Bangladesh’s debt burden ‘set to surge further’

17 September 2020 ONLINE DESK
Bangladesh’s debt burden  ‘set to surge further’

Bangladesh is going to plunge into a ‘newer depth of debt’, both from internal and external sources, in the coming days as it is spending additional money to salvage the economy hit hard by the COVID-19 pandemic, according to an analysis.
So far, the government has announced a set of COVID-19 recovery packages worth 13.25 billion dollars, which is equivalent to 4.03 percent of the GDP, aiming to revitalise the country’s economic activities and production system.
The government has projected that the debt status of the country will be 38.3 percent of the total GDP in the 2022-23 fiscal year.
According to an official document, the amount will be Tk 15,480 billion where internal sources will contribute Tk 9597.8 billion, which is 62 percent of the amount, and external sources will contribute Tk 5882.6 billion, which is 38 percent.
The country’s debt status in 2021-22 fiscal will stand at Tk 13,531.5 billion which will be 37.8 percent of the total GDP. Of the amount, internal sources will contribute Tk 8408.6 billion, which is 62.1 percent of the amount, while external sources will contribute Tk 5122.9 billion, which is 37.9 percent.
In the current fiscal, the debt status stands at Tk 11,678.3 billion with 36.8 percent of the GDP. Internal sources are contributing Tk 7355.5 billion, which is 63 percent, and external sources are contributing Tk 4322.8 billion, which is 37 percent.
The total amount is 1.2 percent higher of the GDP from the revised debt status target of 2019-20 fiscal.
The revised status of the previous fiscal was Tk 9996.9 billion and it was 35.6 percent of the GDP. Internal sources injected Tk 6235.8 billion, which was 62.4 percent, while external sources gave Tk 3761.1 percent, which was 37.6 percent.
The amount was Tk 8419.1 billion in 2018-19 fiscal, which was 33.2 percent of the GDP. Internal sources contributed Tk 5338.1 billion (63.4 percent) and external sources Tk 3081 billion (36.6 percent).
The document mentioned that there is a possibility for significantly lower interest rates of loans worldwide during a mid-term period. It referred to the COVID-19 pandemic and the negative growth around the world for the dismal scenario.
"For the total economic recovery, it’ll take some more time," the document reads.
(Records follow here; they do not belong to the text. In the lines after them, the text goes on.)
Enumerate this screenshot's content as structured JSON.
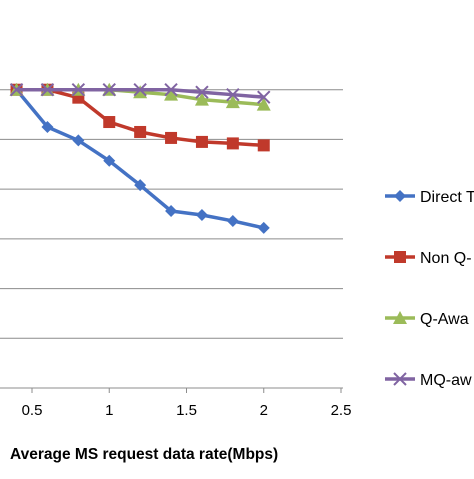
{
  "chart_data": {
    "type": "line",
    "title": "",
    "xlabel": "Average MS request data rate(Mbps)",
    "ylabel": "",
    "xlim": [
      0.3,
      2.5
    ],
    "ylim": [
      0,
      7
    ],
    "x_ticks": [
      "0.5",
      "1",
      "1.5",
      "2",
      "2.5"
    ],
    "grid": true,
    "legend_position": "right",
    "x": [
      0.4,
      0.6,
      0.8,
      1.0,
      1.2,
      1.4,
      1.6,
      1.8,
      2.0
    ],
    "series": [
      {
        "name": "Direct T",
        "color": "#4472c4",
        "marker": "diamond",
        "values": [
          6.0,
          5.25,
          4.98,
          4.57,
          4.08,
          3.56,
          3.48,
          3.36,
          3.22
        ]
      },
      {
        "name": "Non Q-",
        "color": "#c0392b",
        "marker": "square",
        "values": [
          6.0,
          6.0,
          5.84,
          5.35,
          5.15,
          5.03,
          4.95,
          4.92,
          4.88
        ]
      },
      {
        "name": "Q-Awa",
        "color": "#9bbb59",
        "marker": "triangle",
        "values": [
          6.0,
          6.0,
          6.0,
          6.0,
          5.95,
          5.9,
          5.8,
          5.75,
          5.7
        ]
      },
      {
        "name": "MQ-aw",
        "color": "#8064a2",
        "marker": "x",
        "values": [
          6.0,
          6.0,
          6.0,
          6.0,
          6.0,
          6.0,
          5.95,
          5.9,
          5.85
        ]
      }
    ]
  }
}
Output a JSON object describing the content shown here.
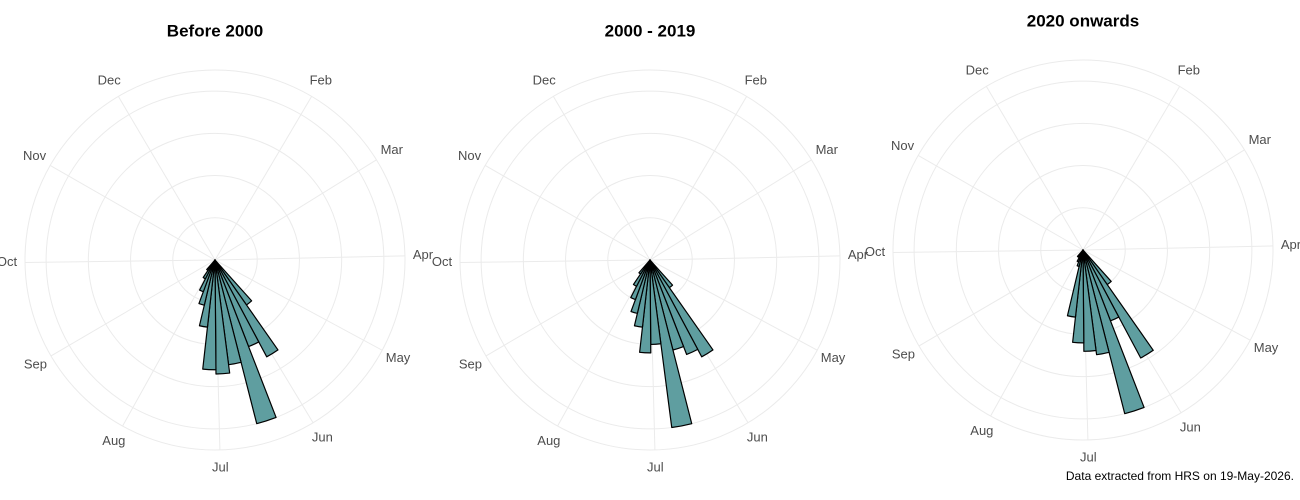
{
  "chart_data": [
    {
      "type": "polar_histogram",
      "title": "Before 2000",
      "bins": [
        140,
        147,
        154,
        161,
        168,
        175,
        182,
        189,
        196,
        203,
        210,
        217,
        224
      ],
      "values": [
        13,
        26,
        22,
        40,
        25,
        27,
        26,
        16,
        11,
        8,
        5,
        3
      ],
      "xlim": [
        0,
        365
      ],
      "ylim": [
        0,
        45
      ],
      "radial_grid": [
        10,
        20,
        30,
        40
      ],
      "xticks": [
        {
          "value": 31,
          "label": "Feb"
        },
        {
          "value": 59,
          "label": "Mar"
        },
        {
          "value": 90,
          "label": "Apr"
        },
        {
          "value": 120,
          "label": "May"
        },
        {
          "value": 151,
          "label": "Jun"
        },
        {
          "value": 181,
          "label": "Jul"
        },
        {
          "value": 212,
          "label": "Aug"
        },
        {
          "value": 243,
          "label": "Sep"
        },
        {
          "value": 273,
          "label": "Oct"
        },
        {
          "value": 304,
          "label": "Nov"
        },
        {
          "value": 334,
          "label": "Dec"
        }
      ],
      "color": "#5f9ea0",
      "grid": true
    },
    {
      "type": "polar_histogram",
      "title": "2000 - 2019",
      "bins": [
        140,
        147,
        154,
        161,
        168,
        175,
        182,
        189,
        196,
        203,
        210,
        217,
        224
      ],
      "values": [
        8,
        26,
        24,
        22,
        40,
        20,
        22,
        16,
        13,
        10,
        7,
        4
      ],
      "xlim": [
        0,
        365
      ],
      "ylim": [
        0,
        45
      ],
      "radial_grid": [
        10,
        20,
        30,
        40
      ],
      "xticks": [
        {
          "value": 31,
          "label": "Feb"
        },
        {
          "value": 59,
          "label": "Mar"
        },
        {
          "value": 90,
          "label": "Apr"
        },
        {
          "value": 120,
          "label": "May"
        },
        {
          "value": 151,
          "label": "Jun"
        },
        {
          "value": 181,
          "label": "Jul"
        },
        {
          "value": 212,
          "label": "Aug"
        },
        {
          "value": 243,
          "label": "Sep"
        },
        {
          "value": 273,
          "label": "Oct"
        },
        {
          "value": 304,
          "label": "Nov"
        },
        {
          "value": 334,
          "label": "Dec"
        }
      ],
      "color": "#5f9ea0",
      "grid": true
    },
    {
      "type": "polar_histogram",
      "title": "2020 onwards",
      "bins": [
        140,
        147,
        154,
        161,
        168,
        175,
        182,
        189,
        196,
        203,
        210,
        217,
        224
      ],
      "values": [
        10,
        29,
        18,
        40,
        25,
        24,
        22,
        16,
        4,
        3,
        2,
        2
      ],
      "xlim": [
        0,
        365
      ],
      "ylim": [
        0,
        45
      ],
      "radial_grid": [
        10,
        20,
        30,
        40
      ],
      "xticks": [
        {
          "value": 31,
          "label": "Feb"
        },
        {
          "value": 59,
          "label": "Mar"
        },
        {
          "value": 90,
          "label": "Apr"
        },
        {
          "value": 120,
          "label": "May"
        },
        {
          "value": 151,
          "label": "Jun"
        },
        {
          "value": 181,
          "label": "Jul"
        },
        {
          "value": 212,
          "label": "Aug"
        },
        {
          "value": 243,
          "label": "Sep"
        },
        {
          "value": 273,
          "label": "Oct"
        },
        {
          "value": 304,
          "label": "Nov"
        },
        {
          "value": 334,
          "label": "Dec"
        }
      ],
      "color": "#5f9ea0",
      "grid": true
    }
  ],
  "caption": "Data extracted from HRS on 19-May-2026."
}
So, the deficit financing from outer resources would be comparatively cheap.
The document also said proper mixing of loans from internal and external resources will play an important role in reducing financing expenditure and lowering the outstanding debt status from its sliding up.
Various economic sectors, including export-oriented industries, small, medium and cottage industries, agriculture, fish farming, poultry and livestock have been brought under these incentive packages.
Among the packages, Tk 30,000 crore has been allocated for providing working capital facility to the affected industries and services sector organisations, Tk 20,000 crore stimulus package for supplying working capital to the small, including cottage industries) and medium industrial enterprises. Special fund for the export-oriented industries with Tk 5,000 crore and expanding the facilities of Export Development Fund (EDF) introduced by the Bangladesh Bank with Tk 12,750 crore.
A total of Tk 2,500 crore was allocated for Palli Sanchay Bank, Karmasangsthan Bank, Probsahi Kalyan Bank and Palli Karma Sahayak Foundation to help the youth and expatriates who lost their jobs for the pandemic.
Another amount of Tk 5,000 crore has been allocated for the farmers at only 4 percent interest to offset the fallout of the COVID-19 in agriculture and the government will waive Tk 1,840 crore bank interests of the people affected badly by the nationwide shutdown enforced to contain the coronavirus pandemic.